Machine learning text segmentation

julkhami · October 9, 2021, 7:32pm

I would like to segment a text and I am trying to approach ways of dealing with plaintext files where a paragraph is composed of lines of text with newline characters between each line. I believe standard rule-based segmentation regular expression functions would naturally think the end of a line must be the end of a segment; whereas if I first joined the text file on newlines it might join two lines which are separate but don’t have punctuation between them (like a title and a subtitle). Then the rule-based segmentation wouldn’t realise those are to be kept separate.
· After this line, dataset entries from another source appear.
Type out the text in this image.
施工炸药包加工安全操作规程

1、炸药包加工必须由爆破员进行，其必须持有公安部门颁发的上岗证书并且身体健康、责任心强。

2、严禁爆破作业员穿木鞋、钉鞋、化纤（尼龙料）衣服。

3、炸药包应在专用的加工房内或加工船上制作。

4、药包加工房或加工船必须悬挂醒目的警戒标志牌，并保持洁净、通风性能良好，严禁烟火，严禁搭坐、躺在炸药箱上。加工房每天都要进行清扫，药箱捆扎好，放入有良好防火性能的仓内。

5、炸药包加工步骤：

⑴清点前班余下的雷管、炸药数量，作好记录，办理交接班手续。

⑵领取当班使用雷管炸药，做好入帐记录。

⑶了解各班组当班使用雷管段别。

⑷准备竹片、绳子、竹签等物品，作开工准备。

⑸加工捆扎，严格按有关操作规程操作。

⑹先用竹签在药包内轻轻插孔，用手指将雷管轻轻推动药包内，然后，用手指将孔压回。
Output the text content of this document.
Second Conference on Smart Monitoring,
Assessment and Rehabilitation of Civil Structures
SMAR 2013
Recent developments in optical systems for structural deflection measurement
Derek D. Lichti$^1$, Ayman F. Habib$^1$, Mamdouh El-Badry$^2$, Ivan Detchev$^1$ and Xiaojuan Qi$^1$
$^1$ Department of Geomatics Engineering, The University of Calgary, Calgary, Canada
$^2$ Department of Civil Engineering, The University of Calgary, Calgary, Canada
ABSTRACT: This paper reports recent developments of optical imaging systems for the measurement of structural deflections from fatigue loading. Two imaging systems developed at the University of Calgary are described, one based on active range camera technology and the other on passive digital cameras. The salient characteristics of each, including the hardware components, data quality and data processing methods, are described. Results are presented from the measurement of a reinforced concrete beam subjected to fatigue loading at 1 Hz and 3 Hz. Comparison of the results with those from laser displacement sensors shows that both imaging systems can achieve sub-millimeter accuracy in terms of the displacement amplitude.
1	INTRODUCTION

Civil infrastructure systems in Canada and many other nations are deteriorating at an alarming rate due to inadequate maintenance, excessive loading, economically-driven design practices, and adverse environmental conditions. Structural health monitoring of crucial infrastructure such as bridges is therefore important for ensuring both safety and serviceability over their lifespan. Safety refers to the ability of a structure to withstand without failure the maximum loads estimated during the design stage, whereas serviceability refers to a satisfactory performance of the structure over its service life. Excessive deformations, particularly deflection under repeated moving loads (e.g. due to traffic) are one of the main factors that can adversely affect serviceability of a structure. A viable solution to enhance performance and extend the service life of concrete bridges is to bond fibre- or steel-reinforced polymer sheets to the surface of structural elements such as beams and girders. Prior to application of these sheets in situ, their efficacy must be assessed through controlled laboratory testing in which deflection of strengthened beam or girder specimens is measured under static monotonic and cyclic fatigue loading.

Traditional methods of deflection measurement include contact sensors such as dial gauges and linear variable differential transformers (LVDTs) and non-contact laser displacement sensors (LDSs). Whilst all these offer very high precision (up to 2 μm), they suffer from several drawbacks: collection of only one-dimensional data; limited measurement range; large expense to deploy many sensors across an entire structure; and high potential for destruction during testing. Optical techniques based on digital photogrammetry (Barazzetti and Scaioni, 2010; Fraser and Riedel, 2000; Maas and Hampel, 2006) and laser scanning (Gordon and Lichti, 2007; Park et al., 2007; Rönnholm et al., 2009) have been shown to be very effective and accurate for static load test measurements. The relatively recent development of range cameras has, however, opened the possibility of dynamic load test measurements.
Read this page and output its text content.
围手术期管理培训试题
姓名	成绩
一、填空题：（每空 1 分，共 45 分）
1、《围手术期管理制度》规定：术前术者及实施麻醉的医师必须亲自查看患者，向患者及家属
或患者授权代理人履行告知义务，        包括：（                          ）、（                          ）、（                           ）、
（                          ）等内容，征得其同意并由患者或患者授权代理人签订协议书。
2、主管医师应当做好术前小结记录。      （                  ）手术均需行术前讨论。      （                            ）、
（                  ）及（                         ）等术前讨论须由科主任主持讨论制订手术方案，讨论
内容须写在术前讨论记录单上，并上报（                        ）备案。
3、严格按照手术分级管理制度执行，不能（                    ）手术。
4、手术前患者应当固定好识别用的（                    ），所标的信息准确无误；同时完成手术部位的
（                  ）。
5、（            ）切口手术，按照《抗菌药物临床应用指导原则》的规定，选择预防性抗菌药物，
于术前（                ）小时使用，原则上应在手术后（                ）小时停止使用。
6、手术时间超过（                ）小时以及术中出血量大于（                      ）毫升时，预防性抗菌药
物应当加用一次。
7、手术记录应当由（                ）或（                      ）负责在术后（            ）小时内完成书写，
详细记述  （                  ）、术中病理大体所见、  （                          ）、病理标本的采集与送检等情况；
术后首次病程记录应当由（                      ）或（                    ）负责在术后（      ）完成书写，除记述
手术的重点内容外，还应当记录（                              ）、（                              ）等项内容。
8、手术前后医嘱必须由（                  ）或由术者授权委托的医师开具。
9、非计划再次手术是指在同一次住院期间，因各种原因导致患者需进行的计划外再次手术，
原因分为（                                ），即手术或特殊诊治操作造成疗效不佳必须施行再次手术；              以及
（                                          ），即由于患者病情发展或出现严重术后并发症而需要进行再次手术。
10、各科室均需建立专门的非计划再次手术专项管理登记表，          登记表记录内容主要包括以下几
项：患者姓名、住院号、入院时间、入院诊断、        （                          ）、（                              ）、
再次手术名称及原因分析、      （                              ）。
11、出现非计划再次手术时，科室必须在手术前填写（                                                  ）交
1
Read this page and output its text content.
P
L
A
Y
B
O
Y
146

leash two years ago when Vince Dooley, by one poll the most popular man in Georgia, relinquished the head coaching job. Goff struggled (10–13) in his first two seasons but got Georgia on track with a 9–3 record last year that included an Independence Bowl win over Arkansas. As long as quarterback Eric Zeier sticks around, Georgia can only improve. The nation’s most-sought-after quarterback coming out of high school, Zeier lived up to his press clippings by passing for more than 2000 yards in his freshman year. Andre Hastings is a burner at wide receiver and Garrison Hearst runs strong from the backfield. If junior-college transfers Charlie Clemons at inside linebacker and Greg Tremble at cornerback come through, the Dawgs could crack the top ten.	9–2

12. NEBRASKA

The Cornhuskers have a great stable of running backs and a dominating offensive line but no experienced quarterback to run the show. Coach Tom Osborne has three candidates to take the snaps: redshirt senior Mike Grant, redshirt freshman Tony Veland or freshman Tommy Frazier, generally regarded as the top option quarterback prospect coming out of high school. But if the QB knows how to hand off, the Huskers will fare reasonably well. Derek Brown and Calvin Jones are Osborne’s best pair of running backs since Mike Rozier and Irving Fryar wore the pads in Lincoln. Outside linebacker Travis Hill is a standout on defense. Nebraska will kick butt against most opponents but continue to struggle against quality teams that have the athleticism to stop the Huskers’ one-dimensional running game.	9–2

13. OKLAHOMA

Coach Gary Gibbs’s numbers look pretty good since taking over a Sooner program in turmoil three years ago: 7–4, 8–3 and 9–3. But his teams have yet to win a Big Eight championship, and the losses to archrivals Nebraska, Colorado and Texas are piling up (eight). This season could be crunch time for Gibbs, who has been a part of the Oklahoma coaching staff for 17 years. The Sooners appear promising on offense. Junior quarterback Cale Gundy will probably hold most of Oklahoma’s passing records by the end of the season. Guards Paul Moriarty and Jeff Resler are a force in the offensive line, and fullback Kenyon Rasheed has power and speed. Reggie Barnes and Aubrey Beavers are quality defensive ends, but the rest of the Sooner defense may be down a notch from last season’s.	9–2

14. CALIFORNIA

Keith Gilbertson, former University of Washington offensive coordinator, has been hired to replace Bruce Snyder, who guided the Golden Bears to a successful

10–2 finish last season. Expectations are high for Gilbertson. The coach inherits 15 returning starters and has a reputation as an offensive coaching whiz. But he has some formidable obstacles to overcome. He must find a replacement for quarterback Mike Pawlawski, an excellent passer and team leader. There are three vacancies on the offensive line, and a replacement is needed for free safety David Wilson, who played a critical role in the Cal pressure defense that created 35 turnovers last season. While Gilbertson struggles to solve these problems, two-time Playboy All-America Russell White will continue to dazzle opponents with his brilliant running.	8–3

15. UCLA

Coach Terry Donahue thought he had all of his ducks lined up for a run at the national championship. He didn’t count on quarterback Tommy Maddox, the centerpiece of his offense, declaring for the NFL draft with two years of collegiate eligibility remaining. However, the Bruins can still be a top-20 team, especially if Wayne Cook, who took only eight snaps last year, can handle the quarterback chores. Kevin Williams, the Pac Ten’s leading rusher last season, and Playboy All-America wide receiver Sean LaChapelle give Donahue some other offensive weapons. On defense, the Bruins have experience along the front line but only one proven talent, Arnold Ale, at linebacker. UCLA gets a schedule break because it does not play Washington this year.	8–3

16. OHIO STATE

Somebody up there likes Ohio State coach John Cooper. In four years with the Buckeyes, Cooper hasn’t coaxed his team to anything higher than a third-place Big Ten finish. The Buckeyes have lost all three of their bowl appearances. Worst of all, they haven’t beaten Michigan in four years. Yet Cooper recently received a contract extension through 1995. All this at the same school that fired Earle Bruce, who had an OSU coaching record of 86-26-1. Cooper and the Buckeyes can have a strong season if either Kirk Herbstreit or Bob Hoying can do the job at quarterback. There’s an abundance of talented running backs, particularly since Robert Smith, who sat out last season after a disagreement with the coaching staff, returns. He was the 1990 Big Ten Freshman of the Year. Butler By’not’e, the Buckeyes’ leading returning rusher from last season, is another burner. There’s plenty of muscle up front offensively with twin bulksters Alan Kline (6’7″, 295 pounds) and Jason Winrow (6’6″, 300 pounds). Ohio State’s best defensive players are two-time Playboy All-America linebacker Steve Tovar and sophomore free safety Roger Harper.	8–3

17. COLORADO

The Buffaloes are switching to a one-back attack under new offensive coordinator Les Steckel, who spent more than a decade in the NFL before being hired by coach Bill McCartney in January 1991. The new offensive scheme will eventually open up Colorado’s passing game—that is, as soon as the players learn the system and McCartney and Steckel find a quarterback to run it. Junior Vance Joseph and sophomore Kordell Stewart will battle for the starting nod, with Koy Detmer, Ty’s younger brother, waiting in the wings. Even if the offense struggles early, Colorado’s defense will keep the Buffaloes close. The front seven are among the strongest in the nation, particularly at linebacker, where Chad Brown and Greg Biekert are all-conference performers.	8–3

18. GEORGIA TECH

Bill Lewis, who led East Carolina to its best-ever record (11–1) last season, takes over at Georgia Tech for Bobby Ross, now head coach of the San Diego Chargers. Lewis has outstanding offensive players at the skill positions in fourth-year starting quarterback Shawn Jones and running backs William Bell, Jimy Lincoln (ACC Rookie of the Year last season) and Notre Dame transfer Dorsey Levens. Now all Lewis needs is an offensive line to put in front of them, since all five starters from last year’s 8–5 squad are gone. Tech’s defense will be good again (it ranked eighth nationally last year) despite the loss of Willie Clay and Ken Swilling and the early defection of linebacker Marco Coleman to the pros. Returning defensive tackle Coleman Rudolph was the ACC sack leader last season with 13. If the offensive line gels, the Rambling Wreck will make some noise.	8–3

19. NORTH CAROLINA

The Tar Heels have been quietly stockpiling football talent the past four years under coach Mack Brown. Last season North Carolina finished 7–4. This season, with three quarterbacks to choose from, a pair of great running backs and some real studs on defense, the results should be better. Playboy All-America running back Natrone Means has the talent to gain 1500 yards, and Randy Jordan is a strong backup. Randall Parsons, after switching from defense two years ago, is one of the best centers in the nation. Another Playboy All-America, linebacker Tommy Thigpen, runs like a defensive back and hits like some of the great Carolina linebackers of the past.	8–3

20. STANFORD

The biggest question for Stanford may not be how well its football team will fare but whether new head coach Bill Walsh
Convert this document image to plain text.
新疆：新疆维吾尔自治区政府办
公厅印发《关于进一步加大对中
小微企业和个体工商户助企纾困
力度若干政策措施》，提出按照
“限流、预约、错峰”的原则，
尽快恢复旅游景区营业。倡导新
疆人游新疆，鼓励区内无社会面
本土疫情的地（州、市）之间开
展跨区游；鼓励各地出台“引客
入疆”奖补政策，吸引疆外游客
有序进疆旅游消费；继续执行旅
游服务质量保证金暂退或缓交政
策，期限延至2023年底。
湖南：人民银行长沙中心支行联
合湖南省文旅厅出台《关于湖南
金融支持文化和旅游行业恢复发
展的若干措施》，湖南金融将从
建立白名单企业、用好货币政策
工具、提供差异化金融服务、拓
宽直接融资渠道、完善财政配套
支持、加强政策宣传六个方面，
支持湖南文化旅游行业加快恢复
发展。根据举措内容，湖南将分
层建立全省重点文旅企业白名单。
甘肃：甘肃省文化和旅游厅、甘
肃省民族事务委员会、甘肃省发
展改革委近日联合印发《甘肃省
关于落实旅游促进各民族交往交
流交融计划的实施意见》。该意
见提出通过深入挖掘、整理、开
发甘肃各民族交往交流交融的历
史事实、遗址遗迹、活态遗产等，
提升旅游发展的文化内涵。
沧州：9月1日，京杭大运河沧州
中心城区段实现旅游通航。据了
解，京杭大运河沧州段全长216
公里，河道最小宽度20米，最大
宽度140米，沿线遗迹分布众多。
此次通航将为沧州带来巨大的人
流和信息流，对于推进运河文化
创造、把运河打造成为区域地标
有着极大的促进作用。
I think I need an algorithm which somehow knows if a line is a segment even if it’s not punctuated - it could be a title or a line of code, for example - and can join all lines that are part of a continuous paragraph, then segment them by sentences.

I am open to different strategies for this but the simplest that come to mind are:

some very general model which has been trained on well-segmented documents and I can just give it the file without trying to consciously prepare the file in some way; or
a model which understands if a line of text is a continuation of the sentence in the previous line or if they are discursively/sententially separate.

In either case, is it likely I could train such a model myself? I’d need to find a large source of relevant data somehow, wouldn’t I? Maybe if I can find some kind of original source code for the dumped plaintext of various documents, I could train the model to effectively back-generate the source code of plaintext. In the source code the text would be more structured, with markup tags.

In which case I guess it makes more sense to try to find a pre-trained model.

Does anyone know of any pre-trained model that has the kind of knowledge I describe here?

Or could an unsupervised algorithm potentially separate headers and lines of code from paragraphs of text? Maybe an unsupervised algorithm is quite good at identifying the structural components of a document: header, paragraph, etc?

Thanks very much to anyone who can help me figure out a way to approach this.